Contaminated groundwater is 2 miles from Vista Canyon

The Lang Station historical landmark marker stands beside the railroad tracks on Lang Station Road near Soledad Canyon Road in Canyon Country. Dan Watson/The Signal

State cleanup officials voiced concerns Monday for residents living near contaminated groundwater at Lang Station, just two miles upstream from Vista Canyon where 1,000 homes are to be built.

No one lives at Lang Station, on the south side of Highway 14 off of Soledad Canyon Road.

Shovels, however, are expected to go into the ground near Lang Station by late summer as monitoring wells are dug for Vista Canyon’s so-called “water factory,” planned to become Santa Clarita’s first large-scale water recycling project.

Monitoring wells for the project are expected to be dug about two miles west of monitoring wells used for monitoring the ongoing toxic cleanup at Lang Station. Detectable levels of petrochemicals have been found at the Lang site.

On Monday, a spokesman for the California Department of Toxic Substances, said test results of groundwater at the Lang Station site would be a concern for anyone living there.

“Groundwater contamination has been at a concentration that may pose a health risk if the site were occupied,” Russ Edmonson, spokesman for the toxic substances department, told The Signal Monday.

Both Lang Station and Vista Canyon are on the south banks of the Santa Clara River flood plain.

Is two miles considered too close for comfort when it comes to groundwater contamination?

The Signal put the question to two local officials sitting on the working group to form a Groundwater Sustainability Agency – Dirk Marks, water resource manager for the Castaic Lake Water Agency and Robert Newman, public works director for the City of Santa Clarita.

Both “working group” members are expected to attend Wednesday’s groundwater meeting and will be available to answer questions about groundwater from the public.

As recent concerns over groundwater move from the backseat to the driver’s seat of urban water management, state officials revealed Monday they have concerns about both the contaminated groundwater at Lang Station and its air quality.
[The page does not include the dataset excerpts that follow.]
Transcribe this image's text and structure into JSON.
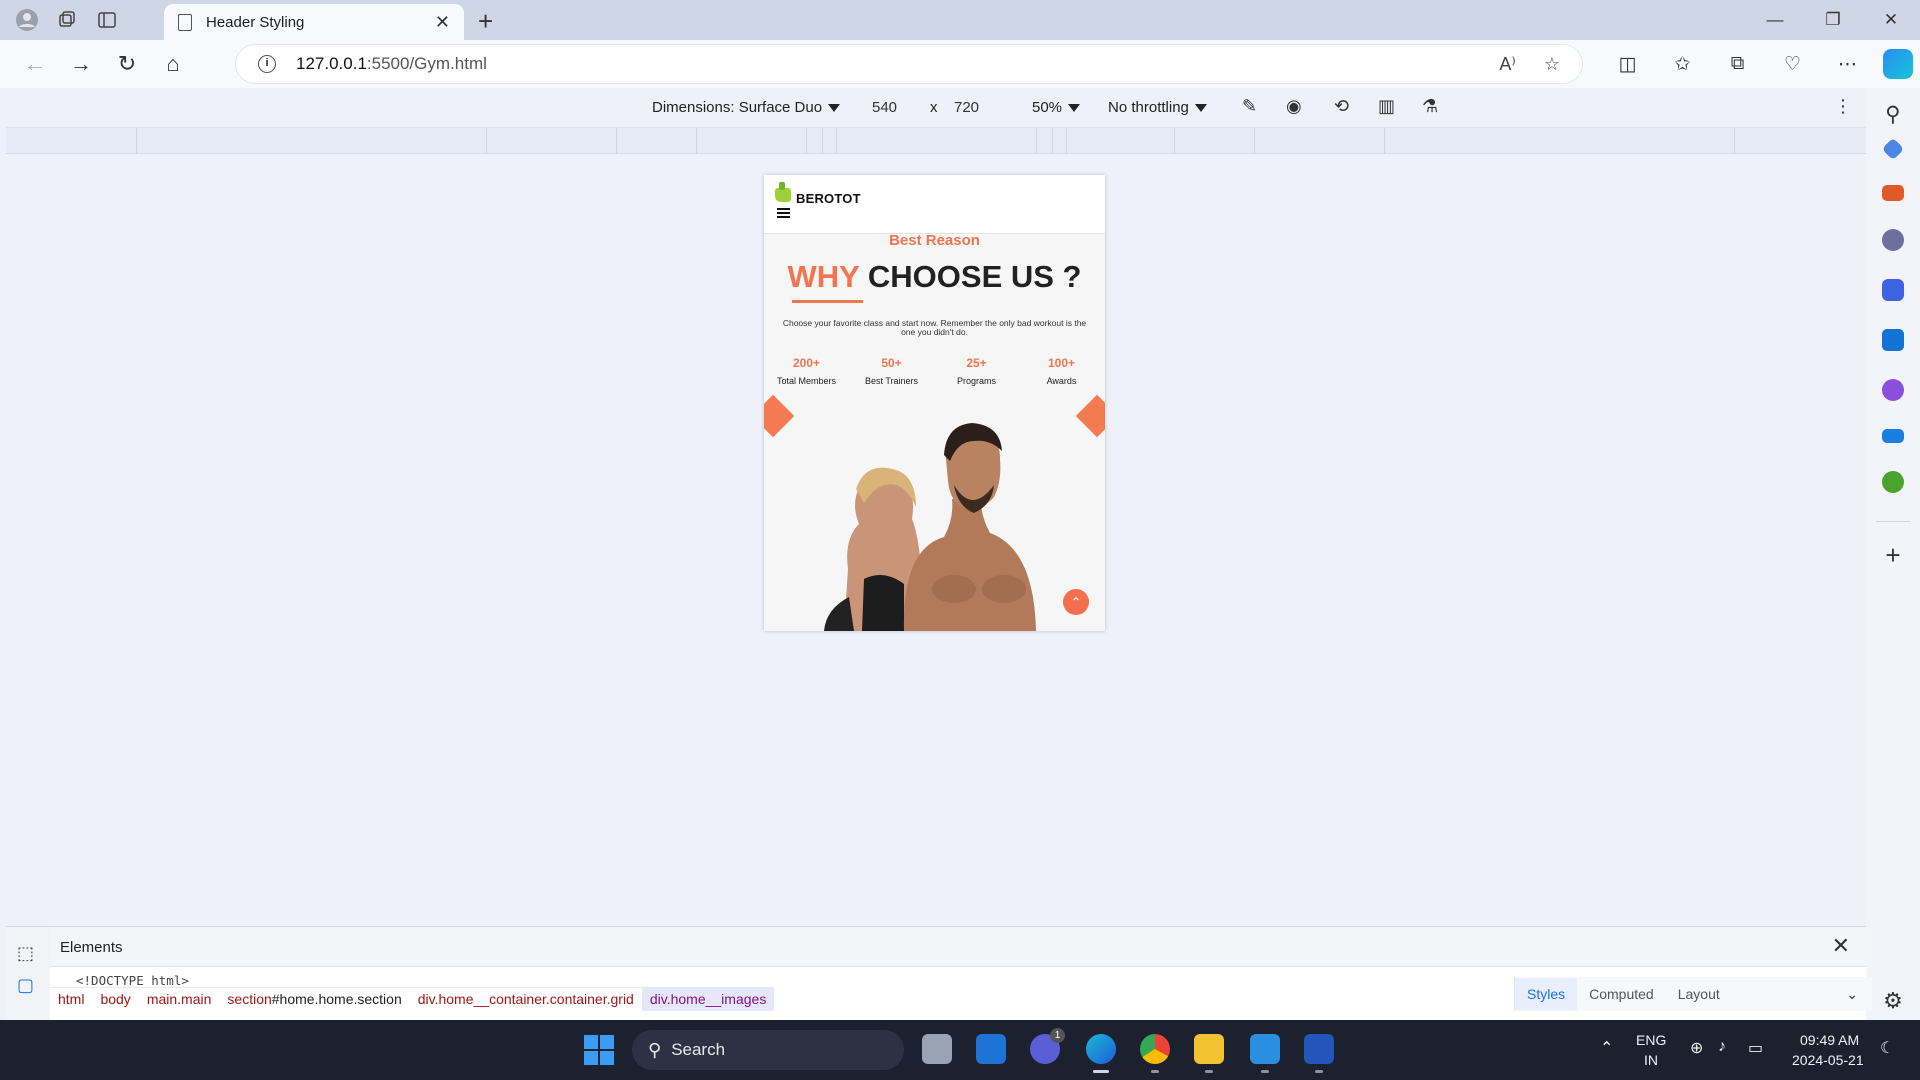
{
  "browser": {
    "tab_title": "Header Styling",
    "url_host": "127.0.0.1",
    "url_path": ":5500/Gym.html"
  },
  "devtools_toolbar": {
    "dimensions": "Dimensions: Surface Duo",
    "width": "540",
    "times": "x",
    "height": "720",
    "zoom": "50%",
    "throttling": "No throttling"
  },
  "page": {
    "logo": "BEROTOT",
    "subtitle": "Best Reason",
    "headline_accent": "WHY",
    "headline_rest": "CHOOSE US ?",
    "description": "Choose your favorite class and start now. Remember the only bad workout is the one you didn't do.",
    "stats": [
      {
        "num": "200+",
        "label": "Total Members"
      },
      {
        "num": "50+",
        "label": "Best Trainers"
      },
      {
        "num": "25+",
        "label": "Programs"
      },
      {
        "num": "100+",
        "label": "Awards"
      }
    ],
    "accent_color": "#f07550"
  },
  "devtools": {
    "panel_title": "Elements",
    "doctype": "<!DOCTYPE html>",
    "crumbs": [
      {
        "tag": "html",
        "rest": ""
      },
      {
        "tag": "body",
        "rest": ""
      },
      {
        "tag": "main.main",
        "rest": ""
      },
      {
        "tag": "section",
        "rest": "#home.home.section"
      },
      {
        "tag": "div.home__container.container.grid",
        "rest": ""
      },
      {
        "tag": "div.home__images",
        "rest": ""
      }
    ],
    "side_tabs": {
      "styles": "Styles",
      "computed": "Computed",
      "layout": "Layout"
    }
  },
  "taskbar": {
    "search": "Search",
    "lang_top": "ENG",
    "lang_bottom": "IN",
    "time": "09:49 AM",
    "date": "2024-05-21",
    "teams_badge": "1"
  }
}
Environmental experts hired to clean up the toxic site at Lang Station recommended more testing of both air and water in their report prepared for state officials in October.

“Additional testing has been done and we have evaluated the results which were presented in a technical memorandum prepared by DTSC’s contractor,” Edmonson said Monday.

That memo calls for a “site wide soil gas survey” to be done and for groundwater sampling to also be done.

“We have agreed with these recommendations,” Edmonson said. “And the sampling is planned for this month.

“Our evaluation indicates that additional soil vapor extraction is needed to reduce human health risks to an acceptable level,” Edmonson said.

“The results from sampling proposed for later this month will be used to determine the extent of soil vapor treatment that is needed, and whether groundwater treatment is needed,” he said.

The ‘Water factory’ facility planned as part of Vista Canyon is to be Santa Clarita’s first large-scale recycling venture.

Vista Canyon, proposed by Valencia-based JSB Development Inc., is a mixed-use housing project that calls for more than 1,000 homes to be built and almost a million square feet of commercial space on 185 acres across the Santa Clara River from Canyon Country Park. It would be located between Sand Canyon and Lost Canyon roads.

Lang Station is a 64-acre contaminated site at 1250 Lang Station Road, east of State Route 14 off Soledad Canyon Road.

Engineers who specialize in “restoring damaged environments” last month recommended to state environmental officials that cleanup of the toxic site at Lang Station be extended for another six to nine months after high levels of contaminants were found there last year.

Engineers with the URS Corporation based in Irvine, now part of Aecom Corporation the company contracted to do the cleanup, told officials with the California Department of Toxic Substances that further testing of both soil and water at the site were needed.